イギリスの大手新聞社「ガーディアン」は、2016年5月12日、「2020年の東京オリンピック招致を巡り、招致委員会側が当時の国際オリンピック委員会(IOC)の委員で、国際陸上競技連盟(IAAF)の会長を務めていたラミン・ディアク氏の息子が関与する口座に130万ユーロを支払った疑惑があると報じた。」また、日本の複数のマスコミでも「すでにフランス当局が捜査を開始している旨、報じている。

 

また、日本の招致委員会で理事長を務めた日本オリンピック委員会(JOC)の竹田恒和会長は、13日、東京都内で「業務に対するコンサルタント料で問題があるとは思っていない。招致活動はフェアに行ってきたと確信している」と送金の事実を認めている。

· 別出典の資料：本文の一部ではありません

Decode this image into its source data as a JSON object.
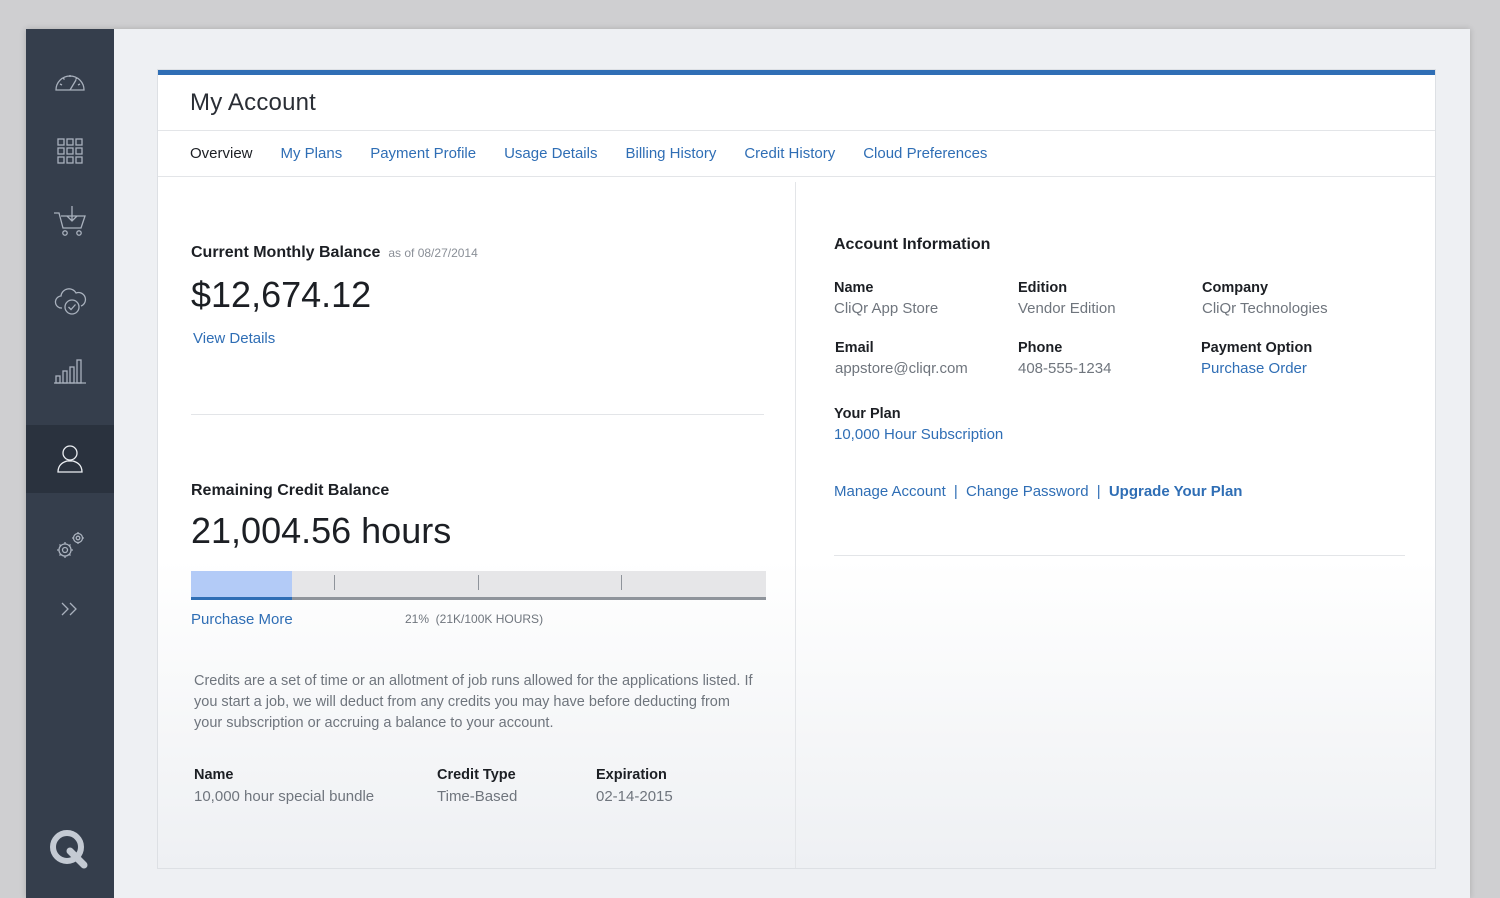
{
  "sidebar": {
    "items": [
      {
        "name": "dashboard",
        "icon": "speedometer-icon"
      },
      {
        "name": "apps",
        "icon": "grid-icon"
      },
      {
        "name": "marketplace",
        "icon": "cart-icon"
      },
      {
        "name": "clouds",
        "icon": "cloud-check-icon"
      },
      {
        "name": "reports",
        "icon": "bar-chart-icon"
      },
      {
        "name": "account",
        "icon": "user-icon",
        "active": true
      },
      {
        "name": "settings",
        "icon": "gears-icon"
      },
      {
        "name": "expand",
        "icon": "double-chevron-right-icon"
      }
    ],
    "logo": "Q"
  },
  "header": {
    "title": "My Account"
  },
  "tabs": [
    {
      "label": "Overview",
      "active": true
    },
    {
      "label": "My Plans"
    },
    {
      "label": "Payment Profile"
    },
    {
      "label": "Usage Details"
    },
    {
      "label": "Billing History"
    },
    {
      "label": "Credit History"
    },
    {
      "label": "Cloud Preferences"
    }
  ],
  "balance": {
    "title": "Current Monthly Balance",
    "as_of": "as of 08/27/2014",
    "amount": "$12,674.12",
    "view_details": "View Details"
  },
  "credit": {
    "title": "Remaining Credit Balance",
    "hours": "21,004.56 hours",
    "progress_fraction": 0.21,
    "purchase_more": "Purchase More",
    "progress_label": "21%  (21K/100K HOURS)",
    "description": "Credits are a set of time or an allotment of job runs allowed for the applications listed. If you start a job, we will deduct from any credits you may have before deducting from your subscription or accruing a balance to your account.",
    "table": {
      "headers": [
        "Name",
        "Credit Type",
        "Expiration"
      ],
      "rows": [
        [
          "10,000 hour special bundle",
          "Time-Based",
          "02-14-2015"
        ]
      ]
    }
  },
  "account_info": {
    "title": "Account Information",
    "name_label": "Name",
    "name_value": "CliQr App Store",
    "edition_label": "Edition",
    "edition_value": "Vendor Edition",
    "company_label": "Company",
    "company_value": "CliQr Technologies",
    "email_label": "Email",
    "email_value": "appstore@cliqr.com",
    "phone_label": "Phone",
    "phone_value": "408-555-1234",
    "payment_label": "Payment Option",
    "payment_value": "Purchase Order",
    "plan_label": "Your Plan",
    "plan_value": "10,000 Hour Subscription",
    "manage_account": "Manage Account",
    "change_password": "Change Password",
    "upgrade_plan": "Upgrade Your Plan",
    "separator": "|"
  },
  "colors": {
    "accent": "#2f6eb5",
    "sidebar": "#353e4c",
    "progress_fill": "#b3cbf7"
  }
}
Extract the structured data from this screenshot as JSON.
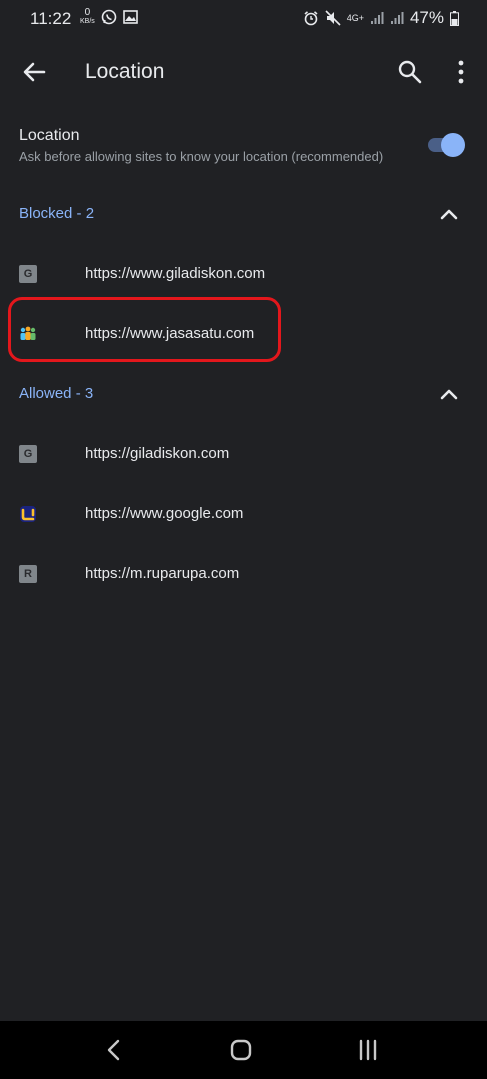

また、萩生田光一官房副長官も「正式な業務委託に基づく対価として支払った。適切な商取引だ」と記者会見で述べている。

 

これは由々しき問題であろう。疑惑を晴らすためには、この金は実質的に誰に渡されたものなのか、どういうことを期待したものか、どういうルートを通じて渡されたのか、相手方はどういう権限を有する者なのか、さらにどのような具体的な業務をサービスとして受けたのか、どのような技術やノウハウの提供を受けたのか、「正式な業務委託」の中身は具体的にはどのようなものか、その中身のボリュームは渡した対価として妥当なものと考えられるか等々、直ちに検証を行い、国民に対しわかりやすい説明を早急に行うべきである。